Glucocorticoids

Glucocorticoids (or glucocorticosteroids) are natural steroid hormones, or synthetic analogues, that regulate metabolic, developmental and immunological processes. The major natural glucocorticoids are cortisol (11 b,17,21, trihydroxy-4-pregnene-3,20-dione) (in humans) and corticosterone (11 b,21,d,hydroxypregn-4-ene-3,20-dione) (in rodents) (Fig. 1). Semisynthetic derivatives with greater hormonal activity than that of the natural steroids are dexamethasone, prednisone, and triamcinolone (Fig. 1). The synthesis of glucocorticoids in the zona fasciculata of the adrenal cortex and their release in the blood circulation is regulated by adrenocorticotropic hormone (ACTH), which is produced in the anterior lobe of the hypophysis, in response to stimuli coming either from the neuroendocrine cells of the paraventricular nuclei of the hypothalamus (corticotropin releasing hormone) or from the periphery (blood cortisol concentration). High blood cortisol levels reduce, by feedback inhibition, the production of both corticotropin-releasing hormone and ACTH. This regulatory circuit is called the hypothalamus–pituitary–adrenal axis (see Fig. 2). Glucocorticoid secretion is enhanced during stress conditions, such as anxiety, hunger, and trauma. Most effects of glucocorticoids  are mediated by the glucocorticoid receptors, which belong to the superfamily of nuclear receptors. There are two forms of glucocorticoid receptor, A and B, differing in their C-terminal regions. Upon binding the hormone, the receptor dimerizes, binds to glucocorticoid response elements (the consensus sequence is GGACAnnnTGTTCT), which are receptor-activated enhancers, and modulate gene transcription.

Figure 1. Structure of glucocorticoids.

Figure 2. Regulation of cortisol production by the hypothalamus–pituitary–adrenal axis.

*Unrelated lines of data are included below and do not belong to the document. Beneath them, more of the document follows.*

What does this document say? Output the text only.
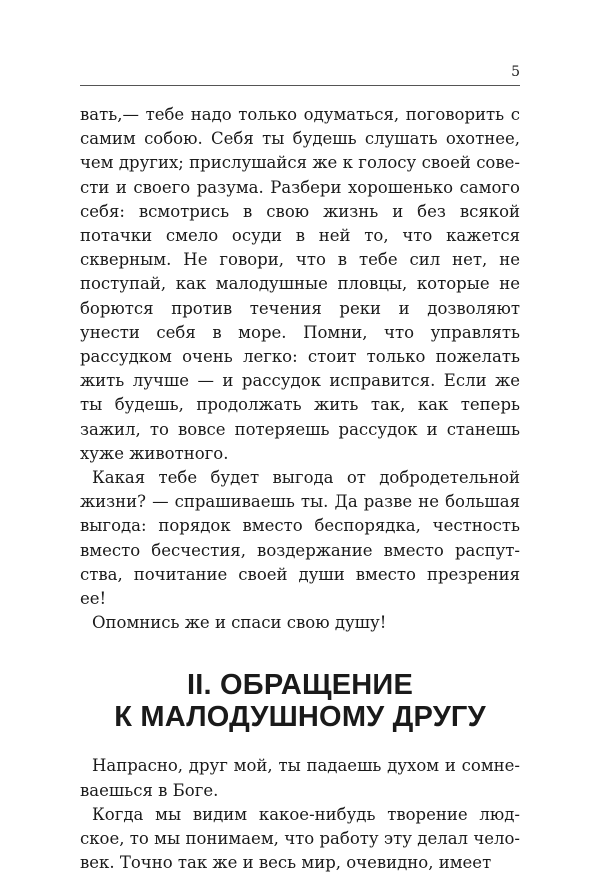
5

вать,— тебе надо только одуматься, поговорить с самим собою. Себя ты будешь слушать охотнее, чем других; прислушайся же к голосу своей совести и своего разума. Разбери хорошенько самого себя: всмотрись в свою жизнь и без всякой потачки смело осуди в ней то, что кажется скверным. Не говори, что в тебе сил нет, не поступай, как малодушные пловцы, которые не борются против течения реки и дозволяют унести себя в море. Помни, что управлять рассудком очень легко: стоит только пожелать жить лучше — и рассудок исправится. Если же ты будешь, продолжать жить так, как теперь зажил, то вовсе потеряешь рассудок и станешь хуже животного.

Какая тебе будет выгода от добродетельной жизни? — спрашиваешь ты. Да разве не большая выгода: порядок вместо беспорядка, честность вместо бесчестия, воздержание вместо распутства, почитание своей души вместо презрения ее!

Опомнись же и спаси свою душу!

II. ОБРАЩЕНИЕ
К МАЛОДУШНОМУ ДРУГУ

Напрасно, друг мой, ты падаешь духом и сомневаешься в Боге.

Когда мы видим какое-нибудь творение людское, то мы понимаем, что работу эту делал человек. Точно так же и весь мир, очевидно, имеет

The glucocorticoids regulate the metabolism of sugars, lipids, and proteins. They stimulate glucose output from the liver, inhibit glucose utilization by tissues, and mobilize fatty acids from adipose tissue. The hormones act on muscle, bone, and lymph organs, inhibiting protein biosynthesis and enhancing protein degradation. Some of the amino acids released in the circulation are used for gluconeogenesis, primarily in the liver but also in kidneys. The action of glucocorticoids on gluconeogenesis represents one of the most exploited and rewarding systems for delineating the molecular mechanisms of steroid hormone action (1, 2). In gluconeogenesis, amino acids are metabolized to two-carbon precursors to be used for glucose synthesis. The biosynthesis of enzymes like tyrosine aminotransferase, alanine aminotransferase, tryptophan dioxygenase, pyruvate carboxylase, and phosphoenolpyruvate-carboxykinase, which catalyze 2C-precursor production or utilization for glucose synthesis, are induced by glucocorticoids. All steps—from binding of the glucocorticoid ligand to its receptor, to increased transcription of the genes, to translation of the messenger RNA to the respective proteins—have been studied in detail and have supported the steroid hormone gene-activation hypothesis (3). The inhibition of protein synthesis by glucocorticoids in the lymphatic system results in decreased antibody production (immunosuppression) and increased susceptibility to infection. The suppressive effects of glucocorticoids on the inflammatory response have led to new insights and a novel mechanism of action of glucocorticoids. Namely, the hormones block binding of the transcription factor NF-k B on promoters having NF-kB binding sites (eg, the promoter of the interleukin gene) by direct interaction between the receptor and the transcription factor, thereby inhibiting expression of the respective (eg, interleukin) gene (4).

The role of glucocorticoids in embryonic development has been investigated in transgenic mice deficient in the glucocorticoid receptor (5). These mice die within a few hours of birth because of respiratory failure due to severely atelectic lungs, probably resulting from lowered production of surfactants and from a deficiency of a glucocorticoid-inducible sodium pump. The livers of newborns have reduced capacity to activate genes for key gluconeogenic enzymes, whereas the adrenals lack a central medulla and cannot synthesize adrenaline. The hypothalamus–pituitary–adrenal axis is impaired, resulting in increased expression of corticotropin-releasing hormone and in hypertrophy of the adrenal cortex, signifying that the hypothalamus–pituitary–adrenal axis is established during fetal development, and underlining the central role of glucocorticoids in this process.

References

1. G. Schutz (1988) Biol. Chem. Hoppe Seyler 369, 77–89. 

2. S. J. Pilkis and D. K. Granner (1992) Annu. Rev. Physiol 54, 885–909.

3. P. Karlson (1963) Perspect. Biol. Med. 6, 203–214. 

4. R. Scheinman et al (1995) Mol. Cell Biol. 15, 943–953. 

5. T. J. Cole et al. (1995) Genes Dev., 9, 1608–1621.